**1i.** Two 25-year maturity mortgage-backed bonds are issued. The first bond has a par value of $10,000 and promises to pay a 10.5 percent annual coupon, while the second is a zero coupon bond that promises to pay $10,000 (par) after 25 years, including accrued interest at 10 percent. At issue, bond market investors require a 12 percent interest rate on both bonds.

**a.**What is the initial price on each bond?

**b.**Assume both bonds promise interest at 10.5 percent, compounded semiannually. What will be the initial price for each bond?

**c.**If market interest rates fall to 9.5 percent at the end of five years, what will be the value of each bond, assuming annual payments as in (a) (state both as a percentage of par value and actual dollar value)?

**1ii.**What is the secondary mortgage market? List three reasons why it is important.

**2i.** The Green S & L originated a pool containing 75 ten-year fixed interest rate mortgages with an average balance of $100,000 each. All mortgages in the pool carry a coupon of 12 percent. (For simplicity, assume all mortgage payments are made annually at 12 percent interest.) Green would now like to sell the pool to FNMA.

**a.**Assuming a constant annual prepayment rate of 10 percent (for simplicity assume that prepayments are based on the pool balance at the end of the preceding year and begin at the end of year 1), what is the price that Green could obtain if market interest rates were (1) 11 percent? (2) 12 percent? (3) 9 percent?

**b.**Assume that five years have passed since the date in (a). What will the pool factor be? If market interest rates are 12 percent, what price can Green obtain now?

**c.**Instead of selling the pool of mortgages in (a), Green decides to securitize the mortgages by issuing 100 pass-through securities. The coupon rate will be 11.5 percent and the servicing and guarantee fee will be 0.5 percent. However, the current market rate of return is 10.5 percent. How much will Green obtain for this offering of MPTs? What will each purchaser pay for an MPT security, assuming the same prepayment rate as in (a)?

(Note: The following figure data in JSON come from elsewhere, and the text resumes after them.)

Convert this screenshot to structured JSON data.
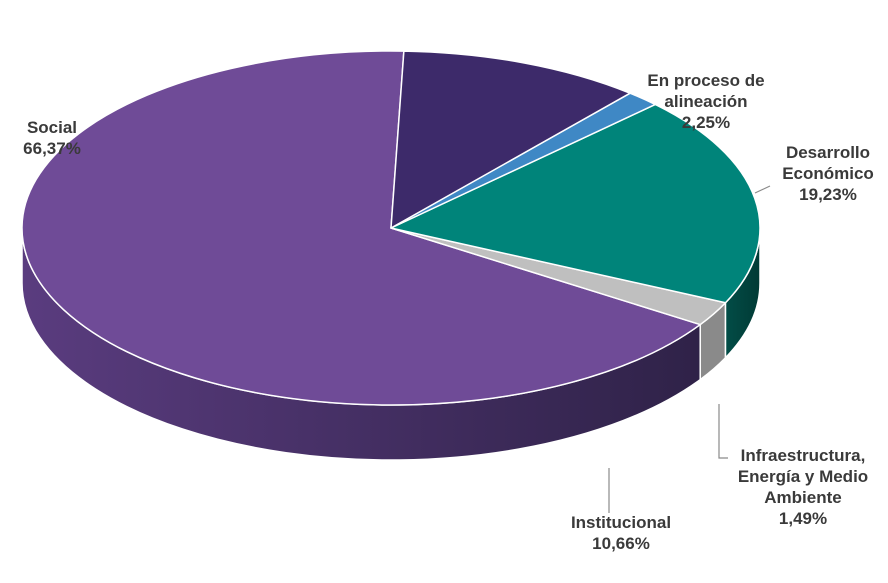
{
  "chart_data": {
    "type": "pie",
    "three_d": true,
    "slices": [
      {
        "label": "Social",
        "value": 66.37,
        "value_label": "66,37%",
        "color": "#6F4B97"
      },
      {
        "label": "En proceso de alineación",
        "value": 2.25,
        "value_label": "2,25%",
        "color": "#BFBFBF"
      },
      {
        "label": "Desarrollo Económico",
        "value": 19.23,
        "value_label": "19,23%",
        "color": "#00847A"
      },
      {
        "label": "Infraestructura, Energía y Medio Ambiente",
        "value": 1.49,
        "value_label": "1,49%",
        "color": "#3F88C5"
      },
      {
        "label": "Institucional",
        "value": 10.66,
        "value_label": "10,66%",
        "color": "#3D2A6A"
      }
    ]
  },
  "labels": {
    "social": {
      "lines": [
        "Social",
        "66,37%"
      ]
    },
    "proceso": {
      "lines": [
        "En proceso de",
        "alineación",
        "2,25%"
      ]
    },
    "desarrollo": {
      "lines": [
        "Desarrollo",
        "Económico",
        "19,23%"
      ]
    },
    "infra": {
      "lines": [
        "Infraestructura,",
        "Energía y Medio",
        "Ambiente",
        "1,49%"
      ]
    },
    "institucional": {
      "lines": [
        "Institucional",
        "10,66%"
      ]
    }
  }
}
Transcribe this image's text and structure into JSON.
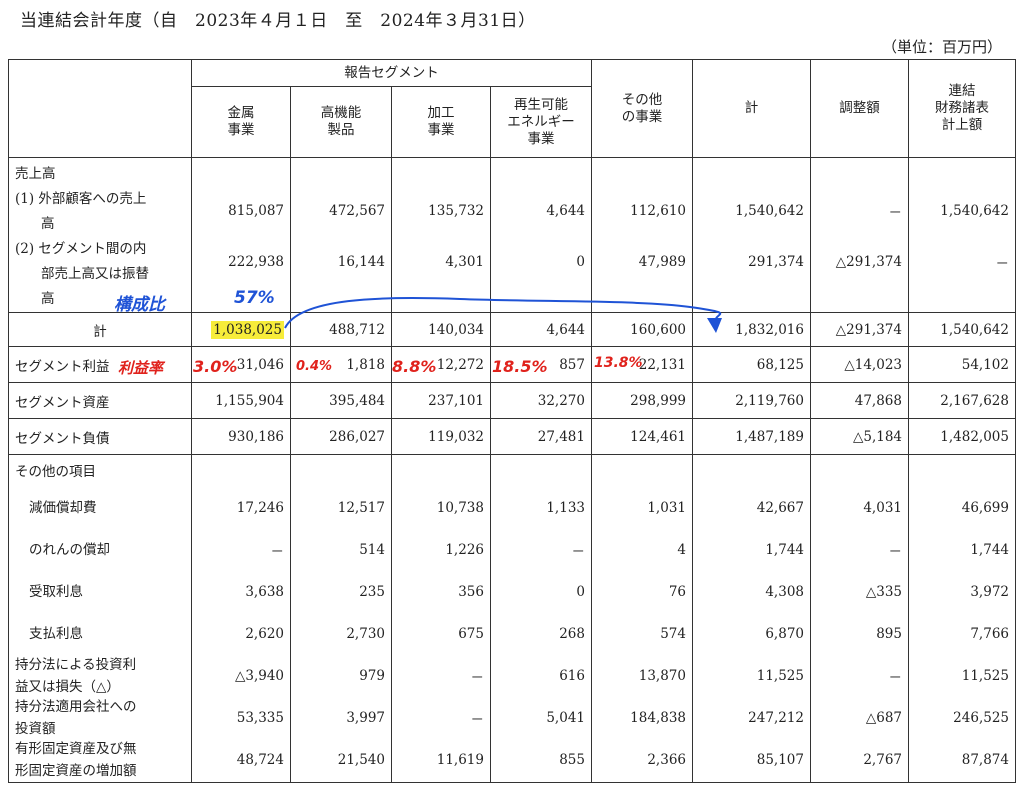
{
  "title": "当連結会計年度（自　2023年４月１日　至　2024年３月31日）",
  "unit": "（単位：百万円）",
  "header": {
    "reported_segments": "報告セグメント",
    "columns": [
      "金属\n事業",
      "高機能\n製品",
      "加工\n事業",
      "再生可能\nエネルギー\n事業",
      "その他\nの事業",
      "計",
      "調整額",
      "連結\n財務諸表\n計上額"
    ]
  },
  "sales": {
    "heading": "売上高",
    "ext_label_1": "(1)  外部顧客への売上",
    "ext_label_2": "高",
    "ext": [
      "815,087",
      "472,567",
      "135,732",
      "4,644",
      "112,610",
      "1,540,642",
      "－",
      "1,540,642"
    ],
    "int_label_1": "(2)  セグメント間の内",
    "int_label_2": "部売上高又は振替",
    "int_label_3": "高",
    "int": [
      "222,938",
      "16,144",
      "4,301",
      "0",
      "47,989",
      "291,374",
      "△291,374",
      "－"
    ]
  },
  "total": {
    "label": "計",
    "values": [
      "1,038,025",
      "488,712",
      "140,034",
      "4,644",
      "160,600",
      "1,832,016",
      "△291,374",
      "1,540,642"
    ]
  },
  "profit": {
    "label": "セグメント利益",
    "values": [
      "31,046",
      "1,818",
      "12,272",
      "857",
      "22,131",
      "68,125",
      "△14,023",
      "54,102"
    ]
  },
  "assets": {
    "label": "セグメント資産",
    "values": [
      "1,155,904",
      "395,484",
      "237,101",
      "32,270",
      "298,999",
      "2,119,760",
      "47,868",
      "2,167,628"
    ]
  },
  "liabilities": {
    "label": "セグメント負債",
    "values": [
      "930,186",
      "286,027",
      "119,032",
      "27,481",
      "124,461",
      "1,487,189",
      "△5,184",
      "1,482,005"
    ]
  },
  "other": {
    "heading": "その他の項目",
    "rows": [
      {
        "label_1": "減価償却費",
        "label_2": "",
        "values": [
          "17,246",
          "12,517",
          "10,738",
          "1,133",
          "1,031",
          "42,667",
          "4,031",
          "46,699"
        ]
      },
      {
        "label_1": "のれんの償却",
        "label_2": "",
        "values": [
          "－",
          "514",
          "1,226",
          "－",
          "4",
          "1,744",
          "－",
          "1,744"
        ]
      },
      {
        "label_1": "受取利息",
        "label_2": "",
        "values": [
          "3,638",
          "235",
          "356",
          "0",
          "76",
          "4,308",
          "△335",
          "3,972"
        ]
      },
      {
        "label_1": "支払利息",
        "label_2": "",
        "values": [
          "2,620",
          "2,730",
          "675",
          "268",
          "574",
          "6,870",
          "895",
          "7,766"
        ]
      },
      {
        "label_1": "持分法による投資利",
        "label_2": "益又は損失（△）",
        "values": [
          "△3,940",
          "979",
          "－",
          "616",
          "13,870",
          "11,525",
          "－",
          "11,525"
        ]
      },
      {
        "label_1": "持分法適用会社への",
        "label_2": "投資額",
        "values": [
          "53,335",
          "3,997",
          "－",
          "5,041",
          "184,838",
          "247,212",
          "△687",
          "246,525"
        ]
      },
      {
        "label_1": "有形固定資産及び無",
        "label_2": "形固定資産の増加額",
        "values": [
          "48,724",
          "21,540",
          "11,619",
          "855",
          "2,366",
          "85,107",
          "2,767",
          "87,874"
        ]
      }
    ]
  },
  "annotations": {
    "composition_label": "構成比",
    "composition_value": "57%",
    "margin_label": "利益率",
    "margins": [
      "3.0%",
      "0.4%",
      "8.8%",
      "18.5%",
      "13.8%"
    ],
    "colors": {
      "red": "#e0221c",
      "blue": "#1f53d6",
      "highlight": "#f7ec3a"
    }
  }
}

**d.**Assume now that immediately after purchase in (c), interest rates fall to 9 percent and that the prepayment rates are expected to accelerate to 20 percent per year, beginning at the end of the first year. What will the MPT security be worth now?

**2ii. **What were the three principal activities of FNMA under its 1954 charter? What is its principal function now?

**3i.Excel.** Refer to the “Ch19 MPS” tab in the Excel Workbook provided on the Web site. a. Find the value of the cash flows to the issuer and to individual investors based on a required rate of return of 7.5 percent. b. Find the value of the cash flows to the issuer and to individual investors based on a required rate of return of 11.5 percent.

**3ii.** Name two ways that FNMA currently finances its secondary mortgage operations.

**4.**When did GNMA come into existence? What was its original function? What is its main function now?

**5.**Why was the formation of FHLMC so important?

**6.**What is a mortgage-related security? What are the similarities and differences between mortgage securities and corporate bonds?

**7.**Name the principal types of mortgage-related securities. What are the difference between them?

**8.**There are several ways that mortgages can be sold in the secondary market. Choose two and compare and contrast their length of distribution channel, relative ease of transaction, and efficiency as it relates to maximizing funds flow from sale.

**9.**What is the function of the optional delivery commitment?

**10.**What is a mortgage swap certificate?

**11.**Name five important characteristics of mortgage pools. Tell why each is important.

**12.**In general, would a falling rate of market interest cause the price of an MPT security to increase or decrease? Would the increase or decrease be greater if the security was issued at a discount? Would an increase in prepayment be likely or unlikely? Describe with an example.